Cortar, dizem eles

Correia da Fonseca

Era o «Prós e Contras» com uma pergunta colocada logo de início à generalidade das gentes: «Há justiça na distribuição dos impostos em Portugal?» No arranque do programa logo se verificou que a esmagadora maioria dos que terão respondido à questão entendia que não, que os impostos estão mal distribuídos; ao cabo de hora e meia de conversa, soube-se que a repartição de opiniões ficara praticamente na mesma. Talvez tivesse sido, pois, hora e meia perdida. Mas, pelo menos, das intervenções havidas durante esse tempo resultara esclarecimentos interessantes? Nem por isso. No palco do auditório da Fundação Champalimaud, onde o programa decorria, estavam apenas quatro protagonistas: quatro ex-secretários de Estado das Finanças, isto é, quatro técnicos, muitas vezes a falar no seu peculiar dialecto. Lá para o meio do programa vieram da plateia três ou quatro intervenções, mas na verdade pouco ou nada de muito interessante elas acrescentaram à chateza dominante que, contudo, foi contrariada em alguns momentos. Um deles ocorreu quando foi dito que perto de metade das famílias portuguesas não ganham o suficiente para serem colectados em IRS, o que comprova a dimensão da pobreza a que o povo português foi condenado. Outro desses momentos aconteceu quando se verificou que entre as discordâncias havidas entre os quatro técnicos emergia, ainda que com diferentes intensidades, um consenso que poderia ser expresso por uma espécie de palavra de ordem: «é preciso cortar!» Na despesa do Estado, é claro. Isto é: naquilo que dá sentido e conteúdo a um Estado democrático, justo, solidário, honrado.

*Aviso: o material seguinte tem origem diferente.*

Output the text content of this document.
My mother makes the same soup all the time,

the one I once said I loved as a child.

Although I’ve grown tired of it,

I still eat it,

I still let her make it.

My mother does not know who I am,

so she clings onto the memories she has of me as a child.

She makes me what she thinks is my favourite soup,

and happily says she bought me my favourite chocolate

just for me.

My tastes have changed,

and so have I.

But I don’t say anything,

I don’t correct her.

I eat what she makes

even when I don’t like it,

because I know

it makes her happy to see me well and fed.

Porque há cirurgias fatais

A questão está em que, sendo embora de primordial importância a justa distribuição dos impostos a cobrar pelo Estado, é-o talvez ainda mais a sua adequada aplicação. Quanto ao primeiro ponto, até poderá ser lembrado um estribilho hipócrita há muitas décadas lançado por Salazar, «os que podem aos que precisam», e essa fórmula sintética e de insuspeita origem chegará para responder aos que, alarmados e condoídos, afirmam que andam por aí uns selvagens que querem acabar com os ricos, coitados. Quanto ao segundo ponto, é preciso descascar a palavra «aplicação» e ver o que tem dentro. Verificar-se-á então que tem os serviços de Saúde a que todos podemos recorrer quando a doença nos colhe e a morte ronda, que tem os serviços de Ensino (designados «de Educação» por desvio semântico) que fará dos nossos filhos cidadãos úteis e em princípio autossuficientes na sociedade em que irão integrar-se, que tem a Justiça necessária para impedir ou reprimir as violências de vária ordem que a vida quotidiana tende a segregar; que tem tudo isso e muito mais do que nos é necessário ao longo dos dias. Tentando uma fórmula sintética e abrangente, diremos que tem o que é necessário para que um cidadão comum e sempre vulnerável a riscos vários possa viver com um mínimo de tranquilidade. E uma coisa parece surgir como certa neste capítulo da aplicação dos impostos, isto é da despesa pública sempre crivada de apelos para que seja cortada: seria criminoso devolver a maioria do povo, total ou parcialmente, à doença sem tratamento, à ignorância e ao analfabetismo sem horizontes, à impunidade total e garantida das mais variadas malfeitorias. Em verdade, um Estado verdadeiramente civilizado é o que se interpõe entre o cidadão e as múltiplas carências que o assaltariam se fosse entregue desprotegido à «struggle for life», expressão que nas selvas corresponde à hegemonia dos mais fortes e ferozes, que nas cidades supostamente civilizadas significa o domínio dos sumariamente designáveis por «ricos» ainda que haja quem nunca tenha conseguido saber o que é um deles. De onde a necessidade de lidar com supremos cuidados com a proposta de «cortes» que tanto é repetida. Porque há cirurgias fatais para uma verdadeiramente civilizada existência colectiva.